I'm looking to upgrade my hub and spoke network configuration, which currently utilizes the 192.168.0.0 IP scheme with varying third octets for five remote sites, and I'm considering a transition to VLANs as I roll out new firewalls. My main site hosts around 200 devices, including critical servers, while each remote site has 20-50 devices, all with static IPs. Should I go ahead and switch to a 10.0.0.0 network using a format like 10.site.vlan.0, or stick with the 192.168.0.0 scheme and keep organizing by the third octet? For the rollout strategy, I was thinking about implementing both the new VLAN setups and a temporary old range on the firewall, gradually migrating devices while tightening security policies. Does this sound reasonable? What issues might arise regarding the domain controller and DNS if I fully switch to the 10.0.0.0 scheme?
5 Answers
Going with a 10.x.x.x format for each VLAN would be a smart move. Just migrate from the old VLAN as planned. Your domain controllers should be fine; I usually run `dcdiag /fix` after a re-IP to catch any issues. Just remember to set up new DNS zones and don't skip the reverse lookup zones in your configuration. Also, be sure to define the subnets in Active Directory sites and services to keep everything organized.
I suggest making your IP schemes as unique as possible. Many users have problems when their home VPN IPs clash with work VPN IP schemes. I typically align the third octet with the building number for organization, which helps avoid confusion.

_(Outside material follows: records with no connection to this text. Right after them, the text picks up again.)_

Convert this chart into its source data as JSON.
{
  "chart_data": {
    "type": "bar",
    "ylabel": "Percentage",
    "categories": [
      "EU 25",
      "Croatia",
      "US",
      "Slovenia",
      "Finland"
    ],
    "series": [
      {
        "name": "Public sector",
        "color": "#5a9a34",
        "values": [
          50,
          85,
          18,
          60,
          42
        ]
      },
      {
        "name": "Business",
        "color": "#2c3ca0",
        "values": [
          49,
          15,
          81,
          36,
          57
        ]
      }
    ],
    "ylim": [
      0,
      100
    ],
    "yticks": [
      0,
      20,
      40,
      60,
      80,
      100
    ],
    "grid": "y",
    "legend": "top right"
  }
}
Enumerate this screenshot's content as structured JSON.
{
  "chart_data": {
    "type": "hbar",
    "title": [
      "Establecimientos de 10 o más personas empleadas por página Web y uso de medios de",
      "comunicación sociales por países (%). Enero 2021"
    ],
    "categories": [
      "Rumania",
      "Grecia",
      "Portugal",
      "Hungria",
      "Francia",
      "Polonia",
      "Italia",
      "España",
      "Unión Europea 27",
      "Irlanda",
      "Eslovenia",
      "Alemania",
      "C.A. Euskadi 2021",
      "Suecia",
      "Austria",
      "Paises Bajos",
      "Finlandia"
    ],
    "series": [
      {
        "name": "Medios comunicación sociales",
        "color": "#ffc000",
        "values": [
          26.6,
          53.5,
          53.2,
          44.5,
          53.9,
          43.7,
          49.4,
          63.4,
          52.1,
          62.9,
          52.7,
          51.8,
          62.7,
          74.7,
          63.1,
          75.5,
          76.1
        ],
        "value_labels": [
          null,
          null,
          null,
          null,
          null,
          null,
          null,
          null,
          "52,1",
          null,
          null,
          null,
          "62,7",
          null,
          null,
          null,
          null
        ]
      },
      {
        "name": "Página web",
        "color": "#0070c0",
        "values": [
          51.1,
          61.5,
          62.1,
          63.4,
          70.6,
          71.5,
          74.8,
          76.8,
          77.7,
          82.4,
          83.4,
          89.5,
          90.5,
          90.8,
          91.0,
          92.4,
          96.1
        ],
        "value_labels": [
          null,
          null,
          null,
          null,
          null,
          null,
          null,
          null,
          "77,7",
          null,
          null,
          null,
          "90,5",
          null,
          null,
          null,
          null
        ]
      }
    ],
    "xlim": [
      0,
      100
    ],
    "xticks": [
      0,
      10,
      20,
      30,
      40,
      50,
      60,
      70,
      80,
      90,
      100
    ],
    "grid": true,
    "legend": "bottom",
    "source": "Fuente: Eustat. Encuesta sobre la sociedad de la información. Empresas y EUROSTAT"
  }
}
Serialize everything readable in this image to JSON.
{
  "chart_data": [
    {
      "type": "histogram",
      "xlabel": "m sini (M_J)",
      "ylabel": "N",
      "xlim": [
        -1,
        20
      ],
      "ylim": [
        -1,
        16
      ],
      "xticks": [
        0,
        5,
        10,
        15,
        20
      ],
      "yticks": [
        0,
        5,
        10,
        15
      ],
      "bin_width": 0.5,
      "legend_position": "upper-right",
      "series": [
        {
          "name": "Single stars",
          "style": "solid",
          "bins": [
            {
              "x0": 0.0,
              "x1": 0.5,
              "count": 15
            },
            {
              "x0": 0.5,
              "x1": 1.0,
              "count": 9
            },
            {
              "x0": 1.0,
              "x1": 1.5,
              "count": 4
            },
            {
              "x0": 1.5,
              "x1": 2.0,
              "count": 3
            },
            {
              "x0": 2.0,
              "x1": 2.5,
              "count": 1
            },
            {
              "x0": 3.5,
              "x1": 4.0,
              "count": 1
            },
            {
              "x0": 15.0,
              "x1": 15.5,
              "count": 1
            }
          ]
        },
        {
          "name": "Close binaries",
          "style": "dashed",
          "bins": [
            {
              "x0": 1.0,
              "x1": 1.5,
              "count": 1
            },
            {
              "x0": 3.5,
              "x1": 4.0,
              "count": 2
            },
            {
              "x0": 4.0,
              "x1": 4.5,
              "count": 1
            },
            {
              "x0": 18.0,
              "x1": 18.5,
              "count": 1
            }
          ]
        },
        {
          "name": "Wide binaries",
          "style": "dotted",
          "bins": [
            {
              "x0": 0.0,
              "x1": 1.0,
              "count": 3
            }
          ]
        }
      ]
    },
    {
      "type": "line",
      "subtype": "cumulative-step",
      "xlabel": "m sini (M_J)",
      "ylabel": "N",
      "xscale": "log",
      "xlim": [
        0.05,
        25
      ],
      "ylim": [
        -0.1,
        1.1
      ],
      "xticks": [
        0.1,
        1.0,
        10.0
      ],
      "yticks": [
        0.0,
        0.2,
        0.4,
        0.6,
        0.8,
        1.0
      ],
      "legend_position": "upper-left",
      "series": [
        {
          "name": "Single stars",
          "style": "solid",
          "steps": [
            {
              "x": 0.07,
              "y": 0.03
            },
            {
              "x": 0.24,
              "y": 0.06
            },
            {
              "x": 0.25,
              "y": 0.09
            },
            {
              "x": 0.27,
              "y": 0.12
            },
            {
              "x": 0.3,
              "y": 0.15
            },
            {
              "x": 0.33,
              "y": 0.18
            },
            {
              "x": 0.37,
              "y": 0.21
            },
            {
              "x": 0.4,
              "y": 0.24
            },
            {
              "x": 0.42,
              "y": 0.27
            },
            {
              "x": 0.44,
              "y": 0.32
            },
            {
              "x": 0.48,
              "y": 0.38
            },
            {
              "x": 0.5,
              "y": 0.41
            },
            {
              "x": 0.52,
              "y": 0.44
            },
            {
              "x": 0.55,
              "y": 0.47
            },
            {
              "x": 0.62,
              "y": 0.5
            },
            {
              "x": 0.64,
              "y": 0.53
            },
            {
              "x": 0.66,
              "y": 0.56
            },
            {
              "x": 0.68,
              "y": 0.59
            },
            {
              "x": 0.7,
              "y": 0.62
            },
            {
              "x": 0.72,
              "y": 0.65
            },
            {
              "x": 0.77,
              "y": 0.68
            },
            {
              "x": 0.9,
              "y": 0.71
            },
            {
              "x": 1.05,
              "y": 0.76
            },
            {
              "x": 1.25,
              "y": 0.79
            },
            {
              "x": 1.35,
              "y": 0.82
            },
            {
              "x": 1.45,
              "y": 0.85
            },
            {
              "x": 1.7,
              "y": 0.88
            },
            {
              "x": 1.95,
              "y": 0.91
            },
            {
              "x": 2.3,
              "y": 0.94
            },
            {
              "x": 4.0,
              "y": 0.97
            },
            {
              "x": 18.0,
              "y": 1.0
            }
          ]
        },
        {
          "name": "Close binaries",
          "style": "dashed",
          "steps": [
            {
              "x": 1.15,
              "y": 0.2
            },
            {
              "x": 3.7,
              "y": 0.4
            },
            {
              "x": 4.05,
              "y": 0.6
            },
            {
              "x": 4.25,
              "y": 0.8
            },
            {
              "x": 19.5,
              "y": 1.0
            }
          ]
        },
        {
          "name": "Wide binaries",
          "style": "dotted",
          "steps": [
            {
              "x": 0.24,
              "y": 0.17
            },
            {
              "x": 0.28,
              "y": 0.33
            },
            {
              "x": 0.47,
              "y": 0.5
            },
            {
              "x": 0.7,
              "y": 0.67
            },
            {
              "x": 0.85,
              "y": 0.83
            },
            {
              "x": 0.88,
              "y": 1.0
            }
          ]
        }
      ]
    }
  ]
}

When I revamped my firewall setups, I organized our network into separate class C ranges for each site. Each site would have a range like 192.168.10.x to 192.168.19.x, subdivided into VLANs for different types of traffic. It looks like you've got a solid rollout plan already!
The 10.site.vlan.x approach is the way to go! It provides flexibility and makes future VLAN additions easier. I also recommend spacing out your VLAN numbers for security levels—higher numbers for sensitive systems and lower numbers for less secure devices like guest access.
Your plan sounds good, but definitely test it all in a lab first, especially if the new firewalls differ significantly from the old ones. I used a set of 172.16/12 addresses years back and it worked out well for us. Just take care during the transition phase, that's where issues often pop up.
I second that! I used a similar setup with 10.site.vlan.x. Just remember to update firewall rules and address objects. You could even add the new subnet as a secondary IP during the transition. This trick let me keep access to both old and new subnets while I switched static IPs around.